Toplantıda konuşan ANSİAD Başkanı Akın Akıncı, iklim kriziyle acilen yüzleşmemiz gerektiğini açıkladı. Başkan Akıncı, gerekli inceleme ve çalışmalara başlamak ve yeterli finansmanların oluşturmasının önemini anlattı. Paris İklim Anlaşması nezdinde ortaya konulan hedeflerin 2030, 2050 gibi yıllar olduğuna dikkati çeken Başkan Akıncı, "Zaten 2021 yılındayız ve dünya tarihi için göz açıp kapayıncaya kadar geçecek olan süreler. Umarım bu konuda geç kalmayız" dedi. Bu sorunun ciddi şekilde tüm ekonomiyi, tüm alışkanlıkları, turizmden tarıma bütün sektörleri değiştirebileceğine vurgu yapan Başkan Akıncı, "Düşünebiliyor musunuz Antalya'da sıcaklığın 45- 50 dereceyi bulduğu bir dönem, turizmin bitmesi demektir. Beraberinde getirdiği susuzlukla tarım yapılamaz veya alışılmış tarımın ve iş kollarının değişmesi demektir. Dolayısıyla bunun ciddiyetini hemen anlayıp, acil önlemler alınması gerekiyor" ifadelerini kullandı.

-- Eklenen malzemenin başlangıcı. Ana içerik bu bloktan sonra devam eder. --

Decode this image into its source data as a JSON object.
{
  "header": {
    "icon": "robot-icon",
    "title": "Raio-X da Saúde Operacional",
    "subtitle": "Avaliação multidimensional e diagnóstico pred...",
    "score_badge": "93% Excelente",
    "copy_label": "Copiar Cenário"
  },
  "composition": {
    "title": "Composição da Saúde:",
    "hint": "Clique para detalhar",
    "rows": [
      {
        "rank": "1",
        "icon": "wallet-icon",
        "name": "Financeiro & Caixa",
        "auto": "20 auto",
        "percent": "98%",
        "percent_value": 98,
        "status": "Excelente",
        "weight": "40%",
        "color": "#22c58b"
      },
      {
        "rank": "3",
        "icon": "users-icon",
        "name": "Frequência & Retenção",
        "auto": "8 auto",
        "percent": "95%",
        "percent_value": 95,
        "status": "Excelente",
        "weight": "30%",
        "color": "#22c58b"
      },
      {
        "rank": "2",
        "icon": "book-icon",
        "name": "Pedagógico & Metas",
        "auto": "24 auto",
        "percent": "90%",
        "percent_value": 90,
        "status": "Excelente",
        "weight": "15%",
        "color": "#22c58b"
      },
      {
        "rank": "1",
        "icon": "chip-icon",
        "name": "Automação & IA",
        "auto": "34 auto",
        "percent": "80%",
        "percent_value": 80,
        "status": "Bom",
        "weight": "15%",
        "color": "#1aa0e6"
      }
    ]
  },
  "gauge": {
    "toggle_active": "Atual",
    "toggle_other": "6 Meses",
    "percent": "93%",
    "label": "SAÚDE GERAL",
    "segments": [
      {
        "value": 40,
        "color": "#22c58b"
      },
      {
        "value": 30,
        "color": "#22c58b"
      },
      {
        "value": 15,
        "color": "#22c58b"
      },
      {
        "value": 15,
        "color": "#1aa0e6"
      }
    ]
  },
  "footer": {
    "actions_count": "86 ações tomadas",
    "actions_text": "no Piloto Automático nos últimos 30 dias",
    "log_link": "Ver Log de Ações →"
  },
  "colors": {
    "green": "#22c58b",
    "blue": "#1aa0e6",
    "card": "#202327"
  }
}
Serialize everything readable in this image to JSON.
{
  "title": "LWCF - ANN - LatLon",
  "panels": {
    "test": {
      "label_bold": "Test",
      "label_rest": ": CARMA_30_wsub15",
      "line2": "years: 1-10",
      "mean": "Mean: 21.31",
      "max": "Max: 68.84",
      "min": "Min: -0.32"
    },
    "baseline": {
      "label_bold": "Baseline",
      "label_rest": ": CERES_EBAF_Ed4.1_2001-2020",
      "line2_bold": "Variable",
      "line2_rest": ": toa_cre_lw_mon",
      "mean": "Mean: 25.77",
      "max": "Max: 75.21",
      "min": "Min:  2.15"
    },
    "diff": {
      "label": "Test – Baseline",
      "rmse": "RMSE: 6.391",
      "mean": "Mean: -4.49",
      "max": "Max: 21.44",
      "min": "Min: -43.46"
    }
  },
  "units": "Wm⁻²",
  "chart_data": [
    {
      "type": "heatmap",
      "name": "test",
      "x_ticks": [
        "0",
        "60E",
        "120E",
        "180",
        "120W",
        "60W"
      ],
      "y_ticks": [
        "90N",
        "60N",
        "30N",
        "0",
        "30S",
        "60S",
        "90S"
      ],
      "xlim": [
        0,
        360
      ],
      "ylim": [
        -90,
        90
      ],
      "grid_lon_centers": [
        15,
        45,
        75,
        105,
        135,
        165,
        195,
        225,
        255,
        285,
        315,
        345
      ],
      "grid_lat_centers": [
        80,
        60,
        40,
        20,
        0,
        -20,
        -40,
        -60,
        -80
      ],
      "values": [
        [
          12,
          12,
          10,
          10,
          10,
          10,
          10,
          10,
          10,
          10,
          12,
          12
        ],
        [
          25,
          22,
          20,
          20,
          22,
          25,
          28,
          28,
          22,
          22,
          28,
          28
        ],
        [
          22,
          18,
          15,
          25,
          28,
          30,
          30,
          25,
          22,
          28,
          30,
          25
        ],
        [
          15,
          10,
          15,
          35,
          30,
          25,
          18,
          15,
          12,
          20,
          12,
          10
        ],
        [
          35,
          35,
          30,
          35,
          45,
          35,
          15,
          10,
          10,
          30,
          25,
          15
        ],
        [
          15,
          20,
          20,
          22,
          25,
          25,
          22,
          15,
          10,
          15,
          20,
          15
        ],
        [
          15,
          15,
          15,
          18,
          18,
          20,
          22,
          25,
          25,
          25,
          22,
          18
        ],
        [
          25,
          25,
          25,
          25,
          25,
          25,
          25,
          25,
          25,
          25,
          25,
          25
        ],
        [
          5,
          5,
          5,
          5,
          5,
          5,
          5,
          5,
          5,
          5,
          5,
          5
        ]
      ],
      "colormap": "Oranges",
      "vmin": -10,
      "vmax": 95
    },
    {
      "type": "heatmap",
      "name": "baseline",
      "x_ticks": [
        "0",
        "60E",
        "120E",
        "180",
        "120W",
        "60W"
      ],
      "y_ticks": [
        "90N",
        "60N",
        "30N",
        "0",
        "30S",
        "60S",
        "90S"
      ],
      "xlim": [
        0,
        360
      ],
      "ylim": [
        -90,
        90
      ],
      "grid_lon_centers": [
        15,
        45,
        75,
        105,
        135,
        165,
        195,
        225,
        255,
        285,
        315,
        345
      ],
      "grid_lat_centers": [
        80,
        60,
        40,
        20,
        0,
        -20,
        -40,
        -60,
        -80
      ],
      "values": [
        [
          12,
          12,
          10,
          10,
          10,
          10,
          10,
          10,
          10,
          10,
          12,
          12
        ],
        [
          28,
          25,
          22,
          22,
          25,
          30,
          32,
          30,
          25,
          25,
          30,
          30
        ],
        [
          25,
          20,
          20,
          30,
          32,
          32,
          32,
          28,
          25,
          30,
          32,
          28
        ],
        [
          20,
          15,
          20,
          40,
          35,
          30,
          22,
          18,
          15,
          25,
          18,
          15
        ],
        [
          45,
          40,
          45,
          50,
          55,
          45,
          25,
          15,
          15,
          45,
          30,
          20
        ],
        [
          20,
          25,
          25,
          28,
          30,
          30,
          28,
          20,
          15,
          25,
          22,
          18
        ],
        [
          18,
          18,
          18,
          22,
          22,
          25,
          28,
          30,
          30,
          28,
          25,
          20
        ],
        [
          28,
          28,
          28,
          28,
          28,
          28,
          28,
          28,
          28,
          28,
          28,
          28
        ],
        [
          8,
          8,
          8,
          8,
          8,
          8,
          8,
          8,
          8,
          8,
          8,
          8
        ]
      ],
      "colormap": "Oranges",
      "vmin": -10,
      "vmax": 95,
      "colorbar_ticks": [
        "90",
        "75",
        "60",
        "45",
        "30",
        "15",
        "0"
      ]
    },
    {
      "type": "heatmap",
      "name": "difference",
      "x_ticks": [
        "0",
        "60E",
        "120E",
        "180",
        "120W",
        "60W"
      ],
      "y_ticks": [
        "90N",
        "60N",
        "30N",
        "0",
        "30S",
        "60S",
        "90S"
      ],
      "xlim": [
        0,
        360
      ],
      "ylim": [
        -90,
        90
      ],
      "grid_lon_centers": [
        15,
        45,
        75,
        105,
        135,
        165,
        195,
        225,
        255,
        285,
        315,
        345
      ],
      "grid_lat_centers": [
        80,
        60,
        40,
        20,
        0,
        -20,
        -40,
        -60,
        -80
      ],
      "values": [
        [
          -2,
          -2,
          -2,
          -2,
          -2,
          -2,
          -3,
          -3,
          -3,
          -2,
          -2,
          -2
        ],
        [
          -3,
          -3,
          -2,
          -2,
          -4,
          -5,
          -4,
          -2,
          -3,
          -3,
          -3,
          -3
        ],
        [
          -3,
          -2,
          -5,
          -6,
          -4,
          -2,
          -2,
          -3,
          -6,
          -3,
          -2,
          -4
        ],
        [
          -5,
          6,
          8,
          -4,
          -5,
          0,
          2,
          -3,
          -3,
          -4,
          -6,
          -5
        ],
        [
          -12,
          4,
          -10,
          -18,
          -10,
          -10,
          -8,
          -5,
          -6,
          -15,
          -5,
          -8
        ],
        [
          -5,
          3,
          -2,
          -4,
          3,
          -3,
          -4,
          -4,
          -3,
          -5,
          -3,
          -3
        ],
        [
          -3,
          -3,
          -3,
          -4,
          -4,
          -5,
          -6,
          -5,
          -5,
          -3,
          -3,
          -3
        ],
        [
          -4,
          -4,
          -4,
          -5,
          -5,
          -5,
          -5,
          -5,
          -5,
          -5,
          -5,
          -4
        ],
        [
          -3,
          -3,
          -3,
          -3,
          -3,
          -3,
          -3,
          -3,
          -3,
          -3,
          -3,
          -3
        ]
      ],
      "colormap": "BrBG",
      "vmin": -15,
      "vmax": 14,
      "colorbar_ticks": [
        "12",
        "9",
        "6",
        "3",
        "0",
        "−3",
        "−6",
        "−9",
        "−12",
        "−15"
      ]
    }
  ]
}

ANTALYA SULAR ALTINDA KALABİLİR
'İklim Değişikliği ve Sürdürülebilir Çevre' konusunda sunum yapan ANSİAD İklim Değişikliği ve Çevre Çalışma Masası Başkanı Çevre Mühendisi Cem Arüv, tahminlere göre dünyada ortalama sıcaklığın 1.7 ile 4.7 derece artması ve Akdeniz'in 80 santimetre yükselmesi durumunda, Antalya'da Serik- Abdurrahmanlar ve Belek ile Konyaaltı-Arapsuyu bölgelerinin sular altıda kalacağını kaydetti. Cem Arüv, dünyanın ortalama sıcaklığı 14 derece iken, 1989'dan 2000 yılına kadarki ölçümlerde 1.1 derece arttığı ve tahminlere göre 2100 yılında 1.7 ile 4.7 derece arasında daha artmasının öngörüldüğünü açıkladı. Arüv, bu durumun sel, hortum gibi doğal afetlerin arttığı, kuraklığa sebep olduğu gibi hayatın her alanında çok ciddi olumsuz sonuçlar doğurduğunu bildirdi.
KURAKLIK VE GÖÇ SORUNU
İkinci olarak ise kuraklığa vurgu yapan Cem Arüv, "Su sorunundan bahsettik. Su buharlaştığında toprak ölür, su olmayan ortamda mikro organizmalar yaşayamaz. Tarımsal faaliyetlerin tamamının da durması gerekir. Turizm tesislerinin önemli bir kısmı kış aylarında faaliyetlerini gösterebilir. Çünkü temmuz, ağustos ayları artık Antalya'da yaşanabilecek bir sıcaklıktan söz edemeyiz" dedi. 30 yıl sonrasında artan insan nüfusuna da dikkat çeken Arüv, "En önemli sorunlarından biri de iklime dayalı göç. Antalya'da 45 ve üzeri sıcaklıktan bahsederken Suriye, Irak, Ortadoğu, Afrika'nın kuzeyi o bölgelerdeki sıcaklıkları düşünün ve insanlar nereye doğru hareket edecek? Kuzeye doğru, Türkiye çok ciddi anlamda bir köprü ülke. Buradan geçerken mutlaka duracaklar. Şu anda bile ülkemizde 10 milyona yakın göçmen var" şeklinde konuştu.